A tentare di imporre la cosiddetta “verità storica” sulla strage furono il presidente Enrique Peña Nieto e i vertici dello Stato di allora, insieme allo stesso Jesus Murillo Karam, che cercarono di far ricadere tutta la colpa esclusivamente sul sindaco della città di Iguala, José Luis Abarca Velázquez, sulla moglie (peraltro realmente coinvolti) e sui narcos, come se lo Stato non avesse alcuna responsabilità.

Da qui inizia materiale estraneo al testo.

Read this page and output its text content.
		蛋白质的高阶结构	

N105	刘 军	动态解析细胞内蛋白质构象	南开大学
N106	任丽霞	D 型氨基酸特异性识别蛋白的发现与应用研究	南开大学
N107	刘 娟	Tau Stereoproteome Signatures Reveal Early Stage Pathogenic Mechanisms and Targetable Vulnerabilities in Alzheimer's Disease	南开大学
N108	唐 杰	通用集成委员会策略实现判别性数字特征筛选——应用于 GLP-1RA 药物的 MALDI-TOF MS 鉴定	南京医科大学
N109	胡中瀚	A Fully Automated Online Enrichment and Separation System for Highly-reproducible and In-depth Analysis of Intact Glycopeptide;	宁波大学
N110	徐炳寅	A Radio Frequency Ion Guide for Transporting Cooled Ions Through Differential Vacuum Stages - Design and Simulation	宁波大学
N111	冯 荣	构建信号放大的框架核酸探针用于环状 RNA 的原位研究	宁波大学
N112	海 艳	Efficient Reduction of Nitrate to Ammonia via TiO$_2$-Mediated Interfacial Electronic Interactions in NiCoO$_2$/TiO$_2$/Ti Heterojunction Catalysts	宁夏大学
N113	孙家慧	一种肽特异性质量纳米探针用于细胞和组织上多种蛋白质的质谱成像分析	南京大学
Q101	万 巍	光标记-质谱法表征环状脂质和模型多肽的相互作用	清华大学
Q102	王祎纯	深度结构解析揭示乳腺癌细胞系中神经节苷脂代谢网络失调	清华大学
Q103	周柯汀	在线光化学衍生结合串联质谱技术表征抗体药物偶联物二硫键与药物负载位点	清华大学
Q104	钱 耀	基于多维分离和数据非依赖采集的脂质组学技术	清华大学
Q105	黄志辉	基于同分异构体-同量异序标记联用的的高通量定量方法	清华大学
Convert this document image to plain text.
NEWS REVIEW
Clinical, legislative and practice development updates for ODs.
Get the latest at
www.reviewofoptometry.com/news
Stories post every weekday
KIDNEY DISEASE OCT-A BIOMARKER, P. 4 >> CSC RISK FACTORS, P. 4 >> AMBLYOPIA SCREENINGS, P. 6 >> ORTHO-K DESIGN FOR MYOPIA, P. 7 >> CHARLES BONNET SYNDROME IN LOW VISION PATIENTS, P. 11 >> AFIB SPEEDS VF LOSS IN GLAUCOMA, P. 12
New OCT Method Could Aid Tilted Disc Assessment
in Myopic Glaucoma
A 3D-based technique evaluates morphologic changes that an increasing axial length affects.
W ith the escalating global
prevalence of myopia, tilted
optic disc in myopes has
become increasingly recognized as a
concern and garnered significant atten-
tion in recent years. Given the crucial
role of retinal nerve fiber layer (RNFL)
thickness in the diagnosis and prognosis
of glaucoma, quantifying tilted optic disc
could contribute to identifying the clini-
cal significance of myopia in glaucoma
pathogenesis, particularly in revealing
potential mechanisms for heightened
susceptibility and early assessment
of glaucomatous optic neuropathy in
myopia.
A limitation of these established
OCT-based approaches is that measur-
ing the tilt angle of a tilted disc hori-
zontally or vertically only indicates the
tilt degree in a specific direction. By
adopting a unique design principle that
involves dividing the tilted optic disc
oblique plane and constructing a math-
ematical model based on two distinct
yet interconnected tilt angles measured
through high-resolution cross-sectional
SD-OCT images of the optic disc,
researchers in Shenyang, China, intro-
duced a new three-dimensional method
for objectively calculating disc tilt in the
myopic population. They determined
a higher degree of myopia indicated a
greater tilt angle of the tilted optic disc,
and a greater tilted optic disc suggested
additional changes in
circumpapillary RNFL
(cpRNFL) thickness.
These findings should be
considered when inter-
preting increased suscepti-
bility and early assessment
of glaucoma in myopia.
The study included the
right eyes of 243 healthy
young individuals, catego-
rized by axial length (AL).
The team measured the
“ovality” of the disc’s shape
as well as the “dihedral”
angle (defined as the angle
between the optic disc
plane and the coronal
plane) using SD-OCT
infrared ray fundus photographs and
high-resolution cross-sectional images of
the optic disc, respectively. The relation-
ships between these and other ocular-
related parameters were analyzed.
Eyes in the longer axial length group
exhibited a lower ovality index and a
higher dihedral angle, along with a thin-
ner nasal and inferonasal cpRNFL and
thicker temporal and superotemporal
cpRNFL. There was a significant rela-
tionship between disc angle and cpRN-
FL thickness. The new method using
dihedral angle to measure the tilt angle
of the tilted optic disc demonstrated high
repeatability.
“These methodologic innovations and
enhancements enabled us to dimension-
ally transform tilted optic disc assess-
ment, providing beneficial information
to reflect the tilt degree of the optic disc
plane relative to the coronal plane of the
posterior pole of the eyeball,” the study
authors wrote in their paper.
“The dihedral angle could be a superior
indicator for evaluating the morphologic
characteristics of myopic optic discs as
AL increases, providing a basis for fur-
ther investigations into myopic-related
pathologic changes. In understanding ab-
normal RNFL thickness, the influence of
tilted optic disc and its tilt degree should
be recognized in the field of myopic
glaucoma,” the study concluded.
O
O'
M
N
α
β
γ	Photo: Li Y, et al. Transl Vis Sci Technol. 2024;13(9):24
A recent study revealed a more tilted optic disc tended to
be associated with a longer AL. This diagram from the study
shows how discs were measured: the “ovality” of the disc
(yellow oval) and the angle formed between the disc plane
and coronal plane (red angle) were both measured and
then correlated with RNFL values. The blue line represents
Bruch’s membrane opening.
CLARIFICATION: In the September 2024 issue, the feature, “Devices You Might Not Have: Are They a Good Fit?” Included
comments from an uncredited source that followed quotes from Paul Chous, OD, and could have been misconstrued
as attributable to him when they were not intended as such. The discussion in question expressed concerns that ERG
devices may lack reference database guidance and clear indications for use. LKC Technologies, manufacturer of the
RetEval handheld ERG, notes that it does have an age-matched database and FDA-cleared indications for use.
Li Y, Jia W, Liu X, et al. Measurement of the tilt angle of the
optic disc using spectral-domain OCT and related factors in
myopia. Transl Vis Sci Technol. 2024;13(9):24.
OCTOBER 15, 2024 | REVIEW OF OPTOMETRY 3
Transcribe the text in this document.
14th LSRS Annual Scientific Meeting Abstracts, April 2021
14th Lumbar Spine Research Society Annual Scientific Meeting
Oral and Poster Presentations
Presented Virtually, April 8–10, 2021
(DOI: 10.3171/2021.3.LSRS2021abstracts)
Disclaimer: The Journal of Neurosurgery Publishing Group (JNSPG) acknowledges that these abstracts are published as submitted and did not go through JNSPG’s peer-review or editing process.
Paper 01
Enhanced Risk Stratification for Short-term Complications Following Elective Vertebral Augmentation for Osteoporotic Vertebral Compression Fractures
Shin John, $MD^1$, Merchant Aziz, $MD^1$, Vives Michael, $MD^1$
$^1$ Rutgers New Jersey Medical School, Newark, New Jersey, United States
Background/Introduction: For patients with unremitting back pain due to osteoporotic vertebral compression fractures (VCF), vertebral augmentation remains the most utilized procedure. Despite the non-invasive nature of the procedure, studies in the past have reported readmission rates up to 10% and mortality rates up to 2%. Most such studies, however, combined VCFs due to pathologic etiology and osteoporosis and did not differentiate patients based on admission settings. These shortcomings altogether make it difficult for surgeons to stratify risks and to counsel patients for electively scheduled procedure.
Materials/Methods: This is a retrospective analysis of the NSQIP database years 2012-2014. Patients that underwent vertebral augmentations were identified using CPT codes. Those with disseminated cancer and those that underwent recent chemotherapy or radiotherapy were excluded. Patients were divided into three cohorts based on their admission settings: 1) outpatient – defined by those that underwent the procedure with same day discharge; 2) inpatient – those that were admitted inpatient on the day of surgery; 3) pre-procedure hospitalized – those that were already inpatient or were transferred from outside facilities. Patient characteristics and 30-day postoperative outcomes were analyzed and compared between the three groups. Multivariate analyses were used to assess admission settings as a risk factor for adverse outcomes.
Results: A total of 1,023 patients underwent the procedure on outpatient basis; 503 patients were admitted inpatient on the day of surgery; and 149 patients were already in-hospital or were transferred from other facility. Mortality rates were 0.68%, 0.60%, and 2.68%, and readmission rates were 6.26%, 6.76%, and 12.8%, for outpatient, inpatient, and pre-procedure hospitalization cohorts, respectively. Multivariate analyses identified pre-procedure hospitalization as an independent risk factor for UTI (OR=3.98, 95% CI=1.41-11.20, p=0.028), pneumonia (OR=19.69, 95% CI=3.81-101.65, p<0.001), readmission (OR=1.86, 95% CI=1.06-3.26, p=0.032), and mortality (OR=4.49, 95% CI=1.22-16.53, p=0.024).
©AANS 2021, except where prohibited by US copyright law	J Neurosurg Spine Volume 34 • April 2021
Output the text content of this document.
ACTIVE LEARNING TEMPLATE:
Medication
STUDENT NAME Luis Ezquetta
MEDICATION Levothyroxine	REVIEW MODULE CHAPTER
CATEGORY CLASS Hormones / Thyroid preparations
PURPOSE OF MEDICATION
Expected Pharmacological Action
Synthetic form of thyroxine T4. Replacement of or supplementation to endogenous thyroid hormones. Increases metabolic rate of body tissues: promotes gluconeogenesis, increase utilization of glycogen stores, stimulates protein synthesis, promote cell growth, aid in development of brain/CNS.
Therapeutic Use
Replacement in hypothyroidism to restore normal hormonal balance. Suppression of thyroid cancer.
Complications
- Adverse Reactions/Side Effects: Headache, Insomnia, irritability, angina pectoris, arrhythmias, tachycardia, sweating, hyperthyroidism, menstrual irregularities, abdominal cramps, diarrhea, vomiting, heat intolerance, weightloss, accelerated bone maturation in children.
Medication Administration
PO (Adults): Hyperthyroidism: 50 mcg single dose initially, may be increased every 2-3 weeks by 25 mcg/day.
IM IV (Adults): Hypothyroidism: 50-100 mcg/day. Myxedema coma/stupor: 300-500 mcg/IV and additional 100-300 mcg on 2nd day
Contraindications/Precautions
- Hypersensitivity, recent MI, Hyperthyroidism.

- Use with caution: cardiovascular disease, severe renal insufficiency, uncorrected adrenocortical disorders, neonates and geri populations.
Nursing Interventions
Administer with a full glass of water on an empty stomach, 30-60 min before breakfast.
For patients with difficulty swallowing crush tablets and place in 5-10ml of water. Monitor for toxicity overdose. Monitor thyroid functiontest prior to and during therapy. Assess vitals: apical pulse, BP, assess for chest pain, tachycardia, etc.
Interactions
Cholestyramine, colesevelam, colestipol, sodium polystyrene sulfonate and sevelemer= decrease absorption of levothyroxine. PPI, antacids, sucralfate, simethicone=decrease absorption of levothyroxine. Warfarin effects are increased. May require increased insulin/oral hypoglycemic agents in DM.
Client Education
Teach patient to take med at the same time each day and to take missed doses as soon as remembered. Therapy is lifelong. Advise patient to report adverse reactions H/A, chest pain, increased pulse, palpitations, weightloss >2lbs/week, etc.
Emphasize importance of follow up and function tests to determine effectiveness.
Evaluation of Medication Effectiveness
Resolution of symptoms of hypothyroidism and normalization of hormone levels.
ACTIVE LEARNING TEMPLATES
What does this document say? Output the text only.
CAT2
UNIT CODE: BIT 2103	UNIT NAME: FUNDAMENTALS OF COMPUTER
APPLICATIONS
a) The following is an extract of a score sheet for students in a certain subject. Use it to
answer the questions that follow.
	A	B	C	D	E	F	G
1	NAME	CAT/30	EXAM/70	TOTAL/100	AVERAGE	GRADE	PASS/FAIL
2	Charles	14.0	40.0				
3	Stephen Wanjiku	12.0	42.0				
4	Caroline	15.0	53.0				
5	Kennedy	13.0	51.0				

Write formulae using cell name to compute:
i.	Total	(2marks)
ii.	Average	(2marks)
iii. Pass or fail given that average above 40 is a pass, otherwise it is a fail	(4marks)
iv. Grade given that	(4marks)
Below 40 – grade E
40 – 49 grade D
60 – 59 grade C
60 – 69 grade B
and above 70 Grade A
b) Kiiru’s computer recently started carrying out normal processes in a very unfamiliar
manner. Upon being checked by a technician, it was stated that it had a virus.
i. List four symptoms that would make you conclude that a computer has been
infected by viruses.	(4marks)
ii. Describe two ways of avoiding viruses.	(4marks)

No queremos que el tiempo pase y los años se acumulen como sucedió con la matanza de Tlatelolco o el Halconazo hanno ripetuto per anni, con coraggio, i familiari dei normalistas desaparecidos. Se l’Informe de la Presidencia de la Comisión para la Verdad y Acceso a la Justicia del Caso Ayotzinapa evidenzia che non esiste alcuna possibilità che gli studenti siano ritrovati in vita, le accuse mosse a Murillo Karam, fino a determinarne l’arresto, sono pesanti e rendono almeno un po’ di giustizia ai genitori dei ragazzi. All’ex procuratore generale nazionale si imputa infatti la sparizione forzata, la tortura, ma soprattutto a seguito delle dichiarazioni del sottosegretario Encinas potrebbe aprirsi anche la possibilità di un processo contro Enrique Peña Nieto.
Nel frattempo, adesso occorre compiere un altro passo significativo, quello di esigere che lo Stato chieda all’esercito di rendere pubblico il luogo dove si trovano i corpi degli scomparsi. Lo chiedono a gran voce a Lopez Obrador non solo i familiari dei normalistas, ma anche i movimenti sociali, il cui scopo è quello di fare pressione sul governo affinché costringa i militari a parlare. Il timore maggiore, infatti, è che il governo si limiti agli arresti dello scorso agosto e che consideri il caso definitivamente chiuso.
Un primo passo sulla strada della verità è stato compiuto, ma il governo obradorista deve avere il coraggio di andare fino in fondo per rendere giustizia ai 43 desaparecidos, ai loro familiari e a tutti quei ragazzi che frequentano le scuole rurali, negli ultimi anni pesantemente sotto attacco.